On Thursday everyone was stunned when it was announced that Mariah Carey’s upcoming nuptials to billionaire gargoyle James Packer had been taken out back and put down for good. Actually, nobody was stunned at all, but who could have guessed what would come in the aftermath just a few days later? For starters, it appears James is on the crazy side. Another tale from behind the glitter (which would be the perfect title for her memoir) revealed Mimi’s request to be reimbursed for her wasted time, and finally the rumor that their unholy union ended because she was doing naked mattress dances with her hot-as-hell choreographer Bryan Tanaka. But Mimi immediately clapped back at those rumors with a huge ‘HELL NO!’

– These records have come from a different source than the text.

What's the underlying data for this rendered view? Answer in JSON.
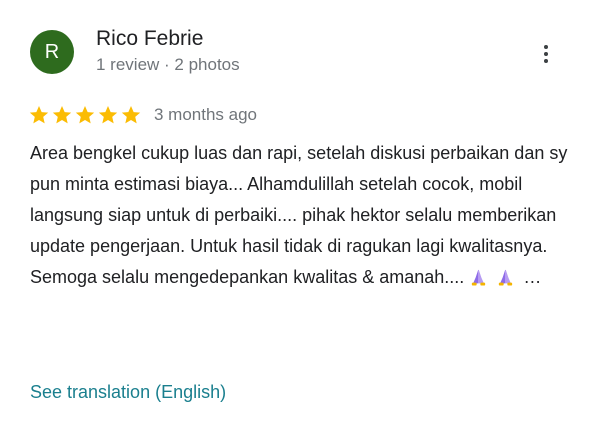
{
  "review": {
    "avatar_letter": "R",
    "avatar_color": "#2e6b1e",
    "reviewer_name": "Rico Febrie",
    "reviewer_meta": "1 review · 2 photos",
    "more_icon": "more-vert-icon",
    "rating": 5,
    "rating_max": 5,
    "star_color": "#fbbc04",
    "time_ago": "3 months ago",
    "text_main": "Area bengkel cukup luas dan rapi, setelah diskusi perbaikan dan sy pun minta estimasi biaya... Alhamdulillah setelah cocok, mobil langsung siap untuk di perbaiki.... pihak hektor selalu memberikan update pengerjaan. Untuk hasil tidak di ragukan lagi kwalitasnya. Semoga selalu mengedepankan kwalitas & amanah....",
    "emoji_icons": [
      "folded-hands-emoji",
      "folded-hands-emoji"
    ],
    "text_ellipsis": "…",
    "translate_link": "See translation (English)",
    "link_color": "#1a7f8e"
  }
}
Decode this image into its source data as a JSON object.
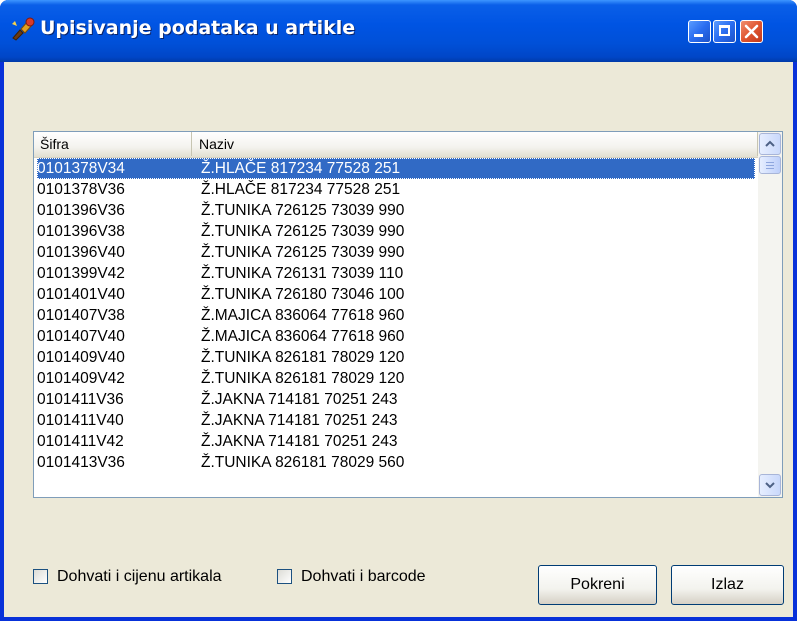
{
  "window": {
    "title": "Upisivanje podataka u artikle",
    "icon": "app-icon"
  },
  "titlebar_buttons": {
    "minimize": "minimize-icon",
    "maximize": "maximize-icon",
    "close": "close-icon"
  },
  "list": {
    "columns": [
      "Šifra",
      "Naziv"
    ],
    "selected_index": 0,
    "rows": [
      {
        "sifra": "0101378V34",
        "naziv": "Ž.HLAČE 817234 77528 251"
      },
      {
        "sifra": "0101378V36",
        "naziv": "Ž.HLAČE 817234 77528 251"
      },
      {
        "sifra": "0101396V36",
        "naziv": "Ž.TUNIKA 726125 73039 990"
      },
      {
        "sifra": "0101396V38",
        "naziv": "Ž.TUNIKA 726125 73039 990"
      },
      {
        "sifra": "0101396V40",
        "naziv": "Ž.TUNIKA 726125 73039 990"
      },
      {
        "sifra": "0101399V42",
        "naziv": "Ž.TUNIKA 726131 73039 110"
      },
      {
        "sifra": "0101401V40",
        "naziv": "Ž.TUNIKA 726180 73046 100"
      },
      {
        "sifra": "0101407V38",
        "naziv": "Ž.MAJICA 836064 77618 960"
      },
      {
        "sifra": "0101407V40",
        "naziv": "Ž.MAJICA 836064 77618 960"
      },
      {
        "sifra": "0101409V40",
        "naziv": "Ž.TUNIKA 826181 78029 120"
      },
      {
        "sifra": "0101409V42",
        "naziv": "Ž.TUNIKA 826181 78029 120"
      },
      {
        "sifra": "0101411V36",
        "naziv": "Ž.JAKNA 714181 70251 243"
      },
      {
        "sifra": "0101411V40",
        "naziv": "Ž.JAKNA 714181 70251 243"
      },
      {
        "sifra": "0101411V42",
        "naziv": "Ž.JAKNA 714181 70251 243"
      },
      {
        "sifra": "0101413V36",
        "naziv": "Ž.TUNIKA 826181 78029 560"
      }
    ]
  },
  "options": {
    "fetch_price_label": "Dohvati i cijenu artikala",
    "fetch_price_checked": false,
    "fetch_barcode_label": "Dohvati i barcode",
    "fetch_barcode_checked": false
  },
  "buttons": {
    "run_label": "Pokreni",
    "exit_label": "Izlaz"
  },
  "colors": {
    "titlebar": "#0054e3",
    "selection": "#316ac5",
    "dialog_bg": "#ece9d8"
  }
}
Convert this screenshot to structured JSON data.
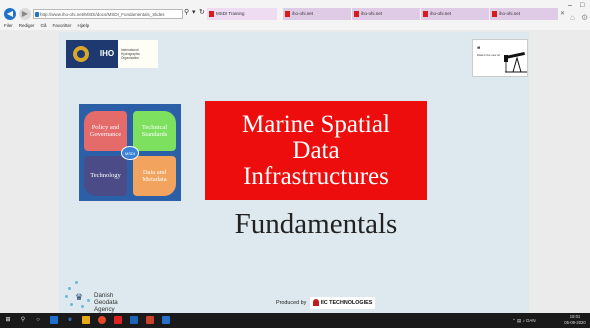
{
  "browser": {
    "address": "http://www.iho-ohi.net/MSDI/docs/MSDI_Fundamentals_Slides",
    "tabs": [
      {
        "label": "MSDI Training",
        "active": true,
        "favicon": "iho-favicon"
      },
      {
        "label": "iho-ohi.net",
        "favicon": "iho-favicon"
      },
      {
        "label": "iho-ohi.net",
        "favicon": "iho-favicon"
      },
      {
        "label": "iho-ohi.net",
        "favicon": "iho-favicon"
      },
      {
        "label": "iho-ohi.net",
        "favicon": "iho-favicon"
      }
    ],
    "menu": [
      "Filer",
      "Rediger",
      "Gå",
      "Favoritter",
      "Hjælp"
    ]
  },
  "slide": {
    "iho": {
      "acronym": "IHO",
      "name": "International Hydrographic Organization"
    },
    "quote_thumb": {
      "quote_mark": "❝",
      "text": "Data is the new oil"
    },
    "diagram": {
      "center": "MSDI",
      "quadrants": {
        "policy": "Policy and Governance",
        "standards": "Technical Standards",
        "technology": "Technology",
        "data": "Data and Metadata"
      }
    },
    "title_lines": [
      "Marine Spatial",
      "Data",
      "Infrastructures"
    ],
    "subtitle": "Fundamentals",
    "dgs": {
      "line1": "Danish Geodata",
      "line2": "Agency"
    },
    "produced": {
      "text": "Produced by",
      "brand": "IIC TECHNOLOGIES"
    }
  },
  "taskbar": {
    "language": "DAN",
    "time": "15:01",
    "date": "05-09-2020"
  },
  "colors": {
    "slide_bg": "#dde9ee",
    "title_red": "#ee0d0d",
    "diagram_blue": "#2b5fa8"
  }
}
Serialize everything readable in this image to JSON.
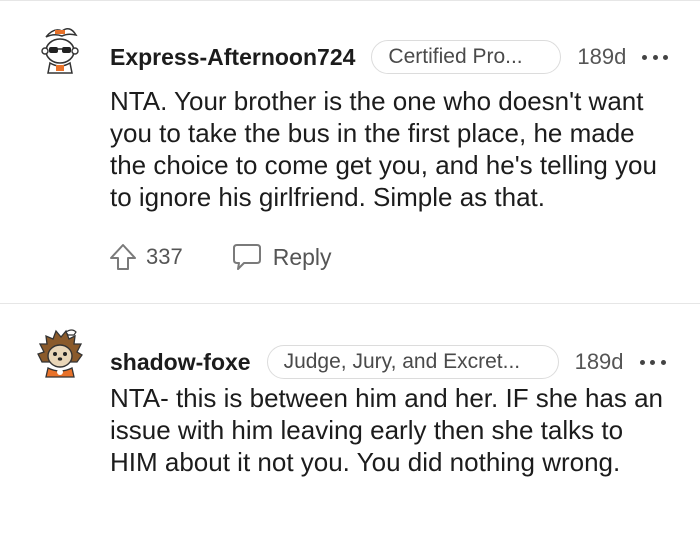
{
  "comments": [
    {
      "username": "Express-Afternoon724",
      "flair": "Certified Pro...",
      "age": "189d",
      "body": "NTA. Your brother is the one who doesn't want you to take the bus in the first place, he made the choice to come get you, and he's telling you to ignore his girlfriend. Simple as that.",
      "upvotes": "337",
      "reply_label": "Reply"
    },
    {
      "username": "shadow-foxe",
      "flair": "Judge, Jury, and Excret...",
      "age": "189d",
      "body": "NTA- this is between him and her. IF she has an issue with him leaving early then she talks to HIM about it not you. You did nothing wrong."
    }
  ],
  "icons": {
    "more": "more-options-icon",
    "upvote": "upvote-arrow-icon",
    "reply": "speech-bubble-icon"
  },
  "colors": {
    "text": "#1c1c1c",
    "muted": "#555555",
    "separator": "#e6e6e6",
    "avatar_orange": "#e8722a"
  }
}
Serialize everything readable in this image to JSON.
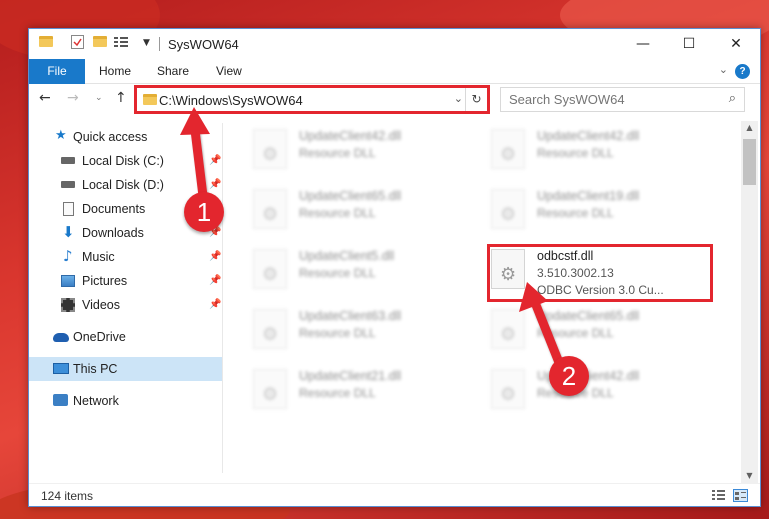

According to TMZ, Mimi quickly denounced having an affair with Hot Bryan, stating that her pristine purity isn’t worth sacrificing for any dude, including her ex-fiance James Packer. It’s no secret that Mimi’s not the one for back alley bone-fests or car quickies like most of these modern day Hollywood Whores (another great memoir title, but probably for The Kardashians). Mimi has a long standing reputation of celibacy before marriage, and sources claim that the reason James wanted to marry her in the first place was so he could say hello to her kitty. They lived together but had separate bedrooms. The passion in their romance was about as hot as two 1950s teens dry humping above the covers before church on Sunday afternoon. And now it’s over and they’re not going to get married. That’s a shame.
I would have loved to see what kind of antics Mimi would have brought to her third marriage. When she was married to Tommy Mottola back in the 90’s she was classic, glass shattering, record-breaking Mimi. By the time that shit was over and she married Nick Cannon she had (d)evolved into the current beloved Sparkletits Butterfly Princess desperately clinging to youth. After she married James I was just too certain she would become a Real Housewife throwing drinks in bitches faces and bathing in diamonds. Because Mimi is like that filthy rich, bat shit crazy aunt who calls everyone ‘doll’ and hands out Jean Nate scented $100 bills at Christmastime.